Engineers ...and Librarians! to the Rescue

A man wearing a COVID-19 face shield produced by Columbia Engineering
A face shield produced by Columbia Engineering. (Yevgeniy Yesilevskiy)

As medical workers in New York faced a harrowing shortage of personal protective equipment in their fight against the new coronavirus, Columbia engineers — and librarians — met the emergency head-on. 

In March, Madiha Choksi ’19GSAS, a research and learning technologies librarian at Columbia University Libraries, began producing protective face shields using the libraries’ 3D printer and a model by Budmen Industries, a 3D-printer company in upstate New York. Within days, Choksi and Alexander Gil Fuentes, a librarian of digital scholarship, formed a consortium of local 3D-printing companies and volunteers to crank out and deliver thousands of shields per day.

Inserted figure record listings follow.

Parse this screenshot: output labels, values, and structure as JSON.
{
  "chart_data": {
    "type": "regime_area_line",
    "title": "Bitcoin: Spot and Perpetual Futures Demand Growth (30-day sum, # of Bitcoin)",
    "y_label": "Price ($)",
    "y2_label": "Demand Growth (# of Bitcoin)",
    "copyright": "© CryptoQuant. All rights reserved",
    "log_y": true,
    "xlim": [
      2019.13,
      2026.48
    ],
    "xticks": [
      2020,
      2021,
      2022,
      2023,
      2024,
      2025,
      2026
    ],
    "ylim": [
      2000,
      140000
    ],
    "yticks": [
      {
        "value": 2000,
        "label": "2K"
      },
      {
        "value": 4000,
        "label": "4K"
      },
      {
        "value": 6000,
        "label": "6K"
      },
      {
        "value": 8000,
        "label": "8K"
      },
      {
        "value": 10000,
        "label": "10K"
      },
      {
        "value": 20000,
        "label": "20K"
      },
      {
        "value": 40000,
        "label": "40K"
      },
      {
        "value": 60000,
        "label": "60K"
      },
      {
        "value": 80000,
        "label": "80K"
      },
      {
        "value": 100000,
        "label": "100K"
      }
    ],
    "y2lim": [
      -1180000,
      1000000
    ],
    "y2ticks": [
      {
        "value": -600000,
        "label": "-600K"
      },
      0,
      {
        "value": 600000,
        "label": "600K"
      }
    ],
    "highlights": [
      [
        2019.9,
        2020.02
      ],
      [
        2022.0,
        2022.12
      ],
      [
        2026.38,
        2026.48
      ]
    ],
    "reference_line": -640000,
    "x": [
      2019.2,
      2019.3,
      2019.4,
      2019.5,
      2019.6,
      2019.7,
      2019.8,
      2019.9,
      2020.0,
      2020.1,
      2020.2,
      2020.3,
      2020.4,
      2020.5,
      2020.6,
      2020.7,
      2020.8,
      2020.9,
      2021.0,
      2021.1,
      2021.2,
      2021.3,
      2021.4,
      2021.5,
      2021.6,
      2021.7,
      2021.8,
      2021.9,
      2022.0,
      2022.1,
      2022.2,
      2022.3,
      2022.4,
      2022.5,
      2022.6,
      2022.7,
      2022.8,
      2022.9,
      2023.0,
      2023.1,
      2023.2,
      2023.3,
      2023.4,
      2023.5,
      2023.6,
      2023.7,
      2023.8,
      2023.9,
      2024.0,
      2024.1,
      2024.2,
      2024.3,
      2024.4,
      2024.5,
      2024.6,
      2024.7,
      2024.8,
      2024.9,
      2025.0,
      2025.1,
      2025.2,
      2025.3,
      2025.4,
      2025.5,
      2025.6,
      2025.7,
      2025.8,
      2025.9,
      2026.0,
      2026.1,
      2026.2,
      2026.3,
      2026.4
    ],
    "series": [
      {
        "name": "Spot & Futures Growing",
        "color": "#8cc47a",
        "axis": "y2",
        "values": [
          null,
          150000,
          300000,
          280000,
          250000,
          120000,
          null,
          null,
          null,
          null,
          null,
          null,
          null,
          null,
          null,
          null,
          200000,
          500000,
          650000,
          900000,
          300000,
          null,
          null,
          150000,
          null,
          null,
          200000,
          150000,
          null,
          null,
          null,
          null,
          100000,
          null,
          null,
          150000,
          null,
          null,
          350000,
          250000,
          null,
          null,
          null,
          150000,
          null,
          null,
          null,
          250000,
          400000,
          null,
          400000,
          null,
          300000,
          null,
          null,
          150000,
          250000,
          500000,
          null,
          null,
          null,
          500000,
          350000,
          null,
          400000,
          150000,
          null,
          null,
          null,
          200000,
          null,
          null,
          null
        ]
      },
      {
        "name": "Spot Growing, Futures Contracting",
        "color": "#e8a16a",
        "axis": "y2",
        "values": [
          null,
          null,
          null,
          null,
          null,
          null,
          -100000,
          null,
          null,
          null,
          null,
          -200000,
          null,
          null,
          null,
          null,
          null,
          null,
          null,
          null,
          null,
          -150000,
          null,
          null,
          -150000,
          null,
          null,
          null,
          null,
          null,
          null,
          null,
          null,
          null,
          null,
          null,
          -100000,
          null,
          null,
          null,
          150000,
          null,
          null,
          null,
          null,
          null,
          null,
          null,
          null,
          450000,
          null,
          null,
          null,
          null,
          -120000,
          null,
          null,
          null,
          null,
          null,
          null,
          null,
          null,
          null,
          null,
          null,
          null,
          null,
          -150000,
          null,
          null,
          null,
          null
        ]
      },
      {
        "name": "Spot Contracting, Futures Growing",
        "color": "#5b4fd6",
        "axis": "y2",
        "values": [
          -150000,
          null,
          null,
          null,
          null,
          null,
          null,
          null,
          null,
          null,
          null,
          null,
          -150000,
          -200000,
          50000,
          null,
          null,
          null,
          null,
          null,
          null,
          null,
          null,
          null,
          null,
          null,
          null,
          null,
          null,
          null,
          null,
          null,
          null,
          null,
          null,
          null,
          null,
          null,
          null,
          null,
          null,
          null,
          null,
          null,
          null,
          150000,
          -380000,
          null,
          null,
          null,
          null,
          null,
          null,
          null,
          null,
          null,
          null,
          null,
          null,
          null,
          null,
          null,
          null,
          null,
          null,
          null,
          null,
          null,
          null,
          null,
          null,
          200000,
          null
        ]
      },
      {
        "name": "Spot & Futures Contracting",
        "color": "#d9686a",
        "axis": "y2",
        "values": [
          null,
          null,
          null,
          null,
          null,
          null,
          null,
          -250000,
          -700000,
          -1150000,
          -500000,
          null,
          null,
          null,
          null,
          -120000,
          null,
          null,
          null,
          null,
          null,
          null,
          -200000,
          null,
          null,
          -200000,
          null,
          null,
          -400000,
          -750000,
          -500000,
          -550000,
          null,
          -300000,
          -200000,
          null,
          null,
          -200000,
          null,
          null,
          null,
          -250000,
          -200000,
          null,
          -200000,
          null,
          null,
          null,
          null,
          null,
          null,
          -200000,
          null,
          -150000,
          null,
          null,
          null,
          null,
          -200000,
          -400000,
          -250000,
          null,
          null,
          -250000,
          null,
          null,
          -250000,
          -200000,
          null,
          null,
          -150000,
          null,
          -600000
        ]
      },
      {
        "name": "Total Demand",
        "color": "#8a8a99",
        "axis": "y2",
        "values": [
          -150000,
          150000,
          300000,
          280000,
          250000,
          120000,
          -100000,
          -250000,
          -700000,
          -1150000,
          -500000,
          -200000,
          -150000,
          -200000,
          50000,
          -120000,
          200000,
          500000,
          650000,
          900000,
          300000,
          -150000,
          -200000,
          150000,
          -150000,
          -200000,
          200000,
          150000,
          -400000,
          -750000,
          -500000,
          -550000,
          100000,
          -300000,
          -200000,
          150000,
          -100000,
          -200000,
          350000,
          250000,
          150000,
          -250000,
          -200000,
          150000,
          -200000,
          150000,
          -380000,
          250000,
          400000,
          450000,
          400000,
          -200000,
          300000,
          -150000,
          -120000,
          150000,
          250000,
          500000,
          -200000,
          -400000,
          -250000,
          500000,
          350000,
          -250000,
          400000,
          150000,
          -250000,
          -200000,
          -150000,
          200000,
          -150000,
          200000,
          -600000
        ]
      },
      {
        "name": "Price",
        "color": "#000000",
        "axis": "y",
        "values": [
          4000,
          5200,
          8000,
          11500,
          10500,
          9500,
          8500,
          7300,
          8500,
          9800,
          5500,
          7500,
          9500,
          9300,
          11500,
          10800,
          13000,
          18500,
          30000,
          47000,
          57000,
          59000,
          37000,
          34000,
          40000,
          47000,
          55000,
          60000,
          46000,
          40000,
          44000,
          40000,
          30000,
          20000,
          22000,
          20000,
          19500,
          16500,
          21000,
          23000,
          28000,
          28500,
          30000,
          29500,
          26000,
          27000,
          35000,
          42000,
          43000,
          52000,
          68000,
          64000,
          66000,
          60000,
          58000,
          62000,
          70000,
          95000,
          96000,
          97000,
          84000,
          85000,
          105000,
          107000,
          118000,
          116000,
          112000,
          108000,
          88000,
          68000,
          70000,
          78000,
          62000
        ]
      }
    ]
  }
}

At the same time, at Columbia Engineering, students, faculty, and technical staff designed their own face shields with an emphasis on production speed and affordability, then manufactured them in the Columbia Makerspace. Teaming up with CUIMC, which tested and approved the prototypes, the school stepped up production to turn out fifty thousand shields daily for New York hospitals.

“If back in early March anyone had suggested that we would be designing and mass-producing a product in just a week — or even at all — we would have said a clear no,” said engineering dean Mary Boyce. “But desperate times call for extraordinary measures.”

 

This article appears in the Spring/Summer 2020 print edition of Columbia Magazine with the title "Rapid Response."